11:55C'est pour ça, d'ailleurs, que toute une dissuasion nucléaire,
11:56on la met en oeuvre de A à Z, complètement tout seul,
11:59et il n'y a pas de schéma dans lequel,
12:01dans un héritage gaullien dans ce pays,
12:03les métiers du cyber et les métiers du spatial
12:05ne seraient pas mis en oeuvre à 100 % tout seul.
12:08Et donc, chemin faisant,
12:10j'avance sur le thème de la matinée,
12:12en fait, ça nous pose aussi des questions
12:14sur comment on recrute et chez qui on recrute,
12:17et, au fond, c'est quoi le combat de demain.
12:20Et c'est là où c'est intéressant,
12:21et ça me permet de vous parler aussi un peu
12:22du moment dans lequel on se trouve sur la féminisation
12:25de l'institution militaire et de nos armées.
12:28Le combat évolue.
12:30Or, la plupart des regards dans notre société
12:34véhiculés par les médias,
12:35y compris donc chez les jeunes filles
12:37qui sont en situation de réfléchir à un engagement,
12:40collège, lycée, études,
12:42ou même plus tard, dans le cadre d'une reconversion,
12:45au fond, sont frappés d'un énorme syndrome
12:48qu'il faut combattre psychologiquement,
12:49culturellement et politiquement,
12:51et c'est pour ça que je suis heureux d'accueillir
12:52cet événement ici à Brienne,
12:54c'est le fameux ce n'est pas pour moi.
12:57Et ce n'est pas pour moi est évidemment
12:59ce qui nous revient le plus puissamment
13:01de toutes les opérations de sensibilisation
13:04des collèges, qu'ils soient CSP+,
13:07dans des environnements privilégiés
13:08ou dans des zones d'éducation prioritaire,
13:11toutes les opérations que nous avons pu mener sur les BTS,
13:14bref, ça fait quelques années,
13:16puis vous savez que ma prédécesseure Florence Parly
13:18a fait de ce combat quelque chose de majeur.
13:20Au fond, on a un premier combat à mener,
13:24et ça, on ne peut pas y arriver seul,
13:25parce que tous les décrets, toutes les circulaires
13:27et tous les projets de planète Terre ne le régleront pas,
13:29c'est le fameux recul devant l'obstacle de, au fond,
13:33tout ça n'est pas pour moi, ce n'est pas fait pour moi.

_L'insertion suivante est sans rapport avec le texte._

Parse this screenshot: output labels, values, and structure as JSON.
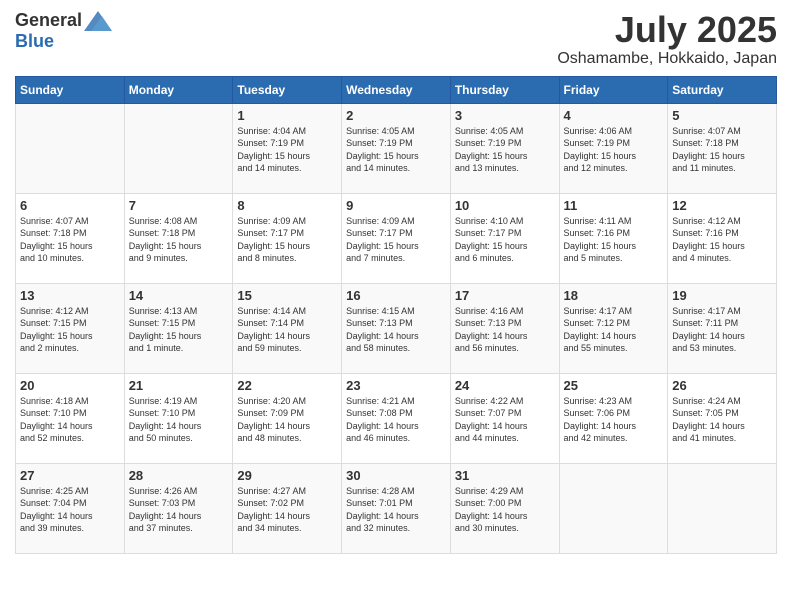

13:36Et ça, c'est très ennuyeux, voyez-vous,
13:37parce que un, déjà, c'est faux,
13:39et puis deux, précisément,
13:41comme le combat a évolu, le métier de combattant,
13:43y compris un cyberattaquant,
13:46alors, on dit hacker éthique
13:50dans les environnements ONG,
13:52chez nous, on parlerait d'un cyberattaquant légal,
13:55parce que, salarié de la DGSE,
13:57il a donc la violence légitime et légale cyber pour lui,
14:02parce que c'est une opération de combat
14:04que la loi de la République et le commandement
14:06légitimement élus par le peuple français lui confient.
14:10On le voit bien, là, on a besoin de tout le monde.

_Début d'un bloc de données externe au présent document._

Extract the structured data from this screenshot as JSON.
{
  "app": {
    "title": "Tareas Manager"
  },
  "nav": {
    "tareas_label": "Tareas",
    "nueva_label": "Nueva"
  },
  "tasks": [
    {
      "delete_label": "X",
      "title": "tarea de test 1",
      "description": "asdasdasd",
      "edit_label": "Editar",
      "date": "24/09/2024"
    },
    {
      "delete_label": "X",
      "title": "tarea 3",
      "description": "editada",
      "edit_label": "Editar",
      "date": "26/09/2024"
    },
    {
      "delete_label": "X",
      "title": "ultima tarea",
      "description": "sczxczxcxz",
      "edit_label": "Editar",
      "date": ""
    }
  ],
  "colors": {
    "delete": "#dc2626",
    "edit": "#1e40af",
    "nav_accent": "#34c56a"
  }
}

14:14Et singulièrement, nous avons besoin de femmes.
14:17Féminisation des armées, disais-je.
14:19Aujourd'hui, nous avons globalement
14:2120 % des armées françaises qui sont féminisées.
14:25C'est peu et beaucoup, en fonction des lectures,
14:26c'est toujours pareil.
14:28C'est peu, parce que 20 %, par définition,
14:30on est loin de la moitié, c'est factuel.
14:33C'est peu, mais en même temps, c'est mieux qu'avant,
14:35puisque, en la même réunion ce matin, en 2012,
14:40le chiffre n'était pas de 20 %, mais de 12 %.
14:42Donc, en 12 ans, pratiquement 8 % d'augmentation,
14:46ça donne un tendanciel qui est encourageant.
14:49C'est peu, mais nous sommes la 4e armée féminisée au monde.
14:55Après Israël, pour des raisons qui tiennent aussi
14:59au recrutement de Tzahal, évidemment,
15:01puisque c'est une armée de professionnalisés conscrits,
15:05elle est particulière, comme vous le savez,
15:06alors que nous, c'est un modèle purement professionnel,
15:09comme vous le savez, avec des réservistes.
15:11La 2e armée féminisée est la Hongrie, figurez-vous,
15:14ce qui n'est pas intuitif, forcément, au 1er abord.
15:16En tout cas, quand on regarde M. Orban,
15:18c'est pas intuitif.
15:19Et la 3e armée féminisée, et c'est moins surprenant,
15:23parce que, même si l'anti-américanisme primaire
15:26court un peu autour de nous,
15:27c'est évidemment les armées américaines
15:29dans lesquelles le Pentagone, comme vous le savez,
15:31historiquement a mené des opérations importantes
15:33de mobilisation, de recrutement, etc.
15:36La vraie difficulté dans laquelle nous nous sommes confrontés
15:38aujourd'hui, au bout de 2 ans d'expérience dans cette maison,
15:42c'est, au fond, 1, le c'est pas pour moi
15:44pour le recrutement initial,
15:46et 2, ce qui est encore plus ennuyeux,
15:48la fidélisation des personnels militaires féminins
15:52déjà engagés.
15:53Et, comme vous le savez, le principe d'un pourcentage,
15:56c'est pas tellement le nombre de gens
15:57qui rentrent dans l'institution,
15:58mais le nombre de gens qui, une fois rentrés, y restent.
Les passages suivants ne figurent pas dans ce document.